Evaluation of the Role of Cisplatin-conjugated-soluble Gelatin Sponge: Feasibility Study in a Swine Model

Purpose To evaluate the safety and the delivery function of cisplatin-conjugated-soluble gelatin sponge in a swine model. Methods Fifteen healthy young swine were assigned into three groups: transarterial cisplatin infusion group, transarterial chemoembolization (TACE) with cisplatin-conjugated 120-min soluble gelatin sponge (TACE-120) group, and TACE with cisplatin-conjugated 360-min soluble gelatin sponge (TACE-360) group. A total volume of 0.8 mL/kg cisplatin in each group and 8 mg/kg soluble gelatin sponge in TACE-120 and TACE-360 groups were injected from the left hepatic artery in small increments for 10 min. Common hepatic angiography and whole-blood sampling via the left hepatic vein were conducted to explore recanalization immediately after the procedure and again at 10, 30, 60, 90, 120, 180, 240, 300, 360, and 420 min later. The area under the plasma concentration curve (AUC) of non-protein-bound platinum was compared among the three groups. Each liver was removed and cut into 10-cm-thick sections for calculating liver-damaged volume ratio.

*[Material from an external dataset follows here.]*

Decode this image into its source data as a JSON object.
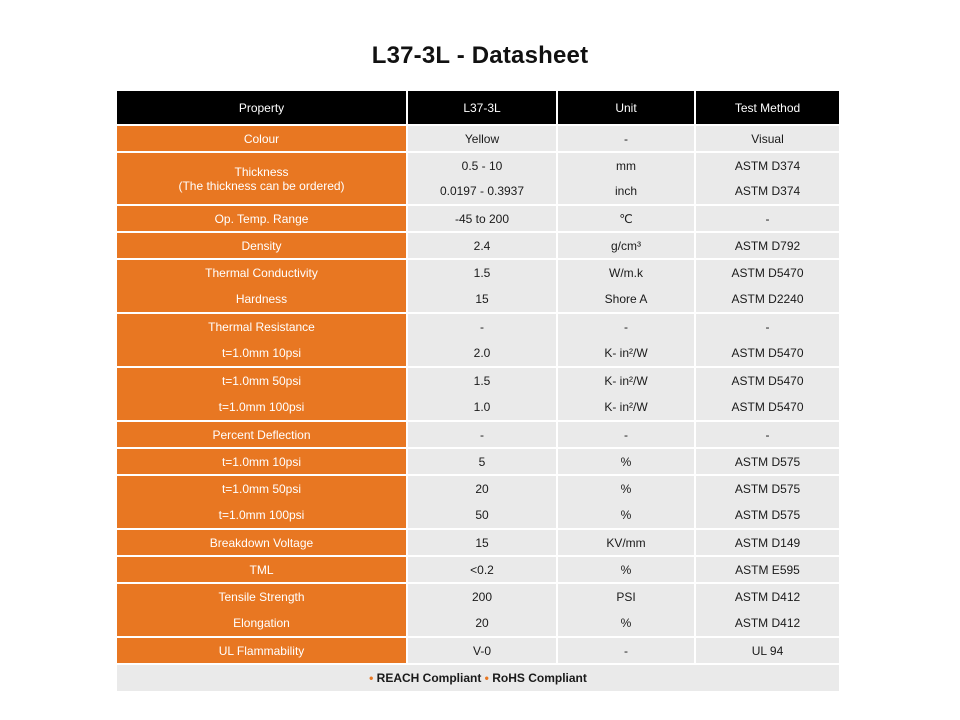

Results Sequential angiography depicted gradual recanalization of the occluded hepatic artery and total recanalization at 120 and 360 min after embolization in the TACE-120 and TACE-360 groups, respectively. Of the three groups, AUC0–30, AUC30–120, and AUC120–420 were significantly highest in the transarterial cisplatin infusion group (p \ 0.001), the TACE-120 group (p \ 0.001), and the TACE-360 group (p \ 0.001), respectively. The liverdamaged volume ratio in the TACE-360 group was small (8.20 %) but significantly higher than that in the TACE-120 group (2.67 %, p = 0.014). Conclusion Cisplatin-conjugated soluble gelatin sponge functions as a cisplatin carrier and is associated with tolerable liver damage.